Here is a good place for an example. Scroll down to the single line Ronchis
on the first page.
http://johnspics.com/a/spot3.html
This makes it where we know we are looking at the same line.
The first one is inside COC.
The line is the glass. And let's just look at the top half of the line.
The apparent ambiguity of my method is resolved by the fact that you should
know what you are trying to do to the curve. From the center out you can see
the center is somewhat spherical, ever so slightly oblate. Then there is a
moderately abrupt start to the change to a longer radius at about 30 % that
continues to increase radius to about the 80% and then decreases somewhat
the rate of change of the downward slope until the turn down at the edge
starts.
To fix this shape near the edge we might do it two different ways.
1
We could look at the right side of the line as the surface and the tde looks
turned down. You could wear the crest of the turn down which looks to be
about 5 or 10 % wide. We try to push this crest down to make the band curve
more uniform. Doing this makes the crest inward a longer radius to be closer
to the radius of the turn down. It makes the crest outward shorter radius
and closer to the radius farther inward on the mirror. We all hate to have
to do this so near the edge, don't we.
2
We could look at the left side as the surface but now the edge looks to be
turned up. Now the crest is farther in and when we push this in to the
desired band curve we are shortening the radius of the crest to make to
increase the curve of the band to match the stronger curve nearer the edge.
But we better not try to push what appears on this side of the line into the
curve of the band or you will really do the opposite and make the turn down
worse.

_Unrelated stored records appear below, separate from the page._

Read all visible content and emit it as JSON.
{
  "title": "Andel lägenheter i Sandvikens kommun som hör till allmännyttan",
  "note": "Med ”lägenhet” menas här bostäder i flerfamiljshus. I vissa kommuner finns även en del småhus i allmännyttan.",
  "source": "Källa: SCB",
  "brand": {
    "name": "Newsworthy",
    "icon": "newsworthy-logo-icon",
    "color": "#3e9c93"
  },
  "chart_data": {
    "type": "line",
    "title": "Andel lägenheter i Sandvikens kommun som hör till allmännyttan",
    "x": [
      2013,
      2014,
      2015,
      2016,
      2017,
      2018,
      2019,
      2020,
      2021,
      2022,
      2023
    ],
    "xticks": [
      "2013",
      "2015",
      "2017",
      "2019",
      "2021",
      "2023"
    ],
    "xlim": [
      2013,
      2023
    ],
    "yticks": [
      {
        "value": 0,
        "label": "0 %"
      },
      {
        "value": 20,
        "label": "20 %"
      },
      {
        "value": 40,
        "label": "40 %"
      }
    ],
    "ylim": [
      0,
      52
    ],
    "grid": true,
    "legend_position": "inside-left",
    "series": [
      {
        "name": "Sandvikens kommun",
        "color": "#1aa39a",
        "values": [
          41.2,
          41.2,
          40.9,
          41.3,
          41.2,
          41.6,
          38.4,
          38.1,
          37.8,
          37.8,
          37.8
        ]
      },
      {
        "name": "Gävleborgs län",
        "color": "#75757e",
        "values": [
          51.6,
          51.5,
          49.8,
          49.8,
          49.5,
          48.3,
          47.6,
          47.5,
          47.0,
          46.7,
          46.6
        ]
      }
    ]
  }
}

This one isn't much fun either. I think it is easier. But it is
easily overdone making an over corrected outer zone a worry.
With method 1 if we also wanted to fix farther in we could work the hump in
the line at 30% by pushing it into the curve. That would smooth the curve
but the correction would not increase.
With method 2 We would see the middle as a hump and push it outward to match
the curve farther out. This would increase correction.
By method 1 the center looks like a low area. We reverse our interpretation
in this case. It is a raised area.
By method 2 it looks high but the edge looks turned up. We reverse the
interpretation to a down turn.
Depending on our desired shape relative to the reality of what we have we
can choose either way but must remember to reverse our interpretation of the
last slope change. Naturally I think we would all agree that the edge is the
one that you don't want a misinterpretation to guide our work. We don't want
to in the center either but a mistake there is easier to erase. Usually.
Jerry
-----Original Message-----
From: atm_free@yahoogroups.com [mailto:atm_free@yahoogroups.com] On Behalf
Of Mel Bartels
> Make it look right and wear the highs. You can see exactly where and how
> much (relatively speaking) you need to work and even judge the feathering
> you need to do to blend the zone.
I'm not sure where the confusion is, but depending on RoC, a high can be a
low, and visa versa. One should consider picking the best relative RoC in
order to achieve the result. For instance, TDE can be attacked by
concentrating inside the turning zone and it can be attacked by
concentrating on outside the turning zone.
> If you start at the edge and look at the right side of the line as the
> surface the edge looks turned down as it really is. The high now becomes
For instance, the above comment is relative to a particular RoC. From
another RoC's vantage point, that TDE is actually turned up.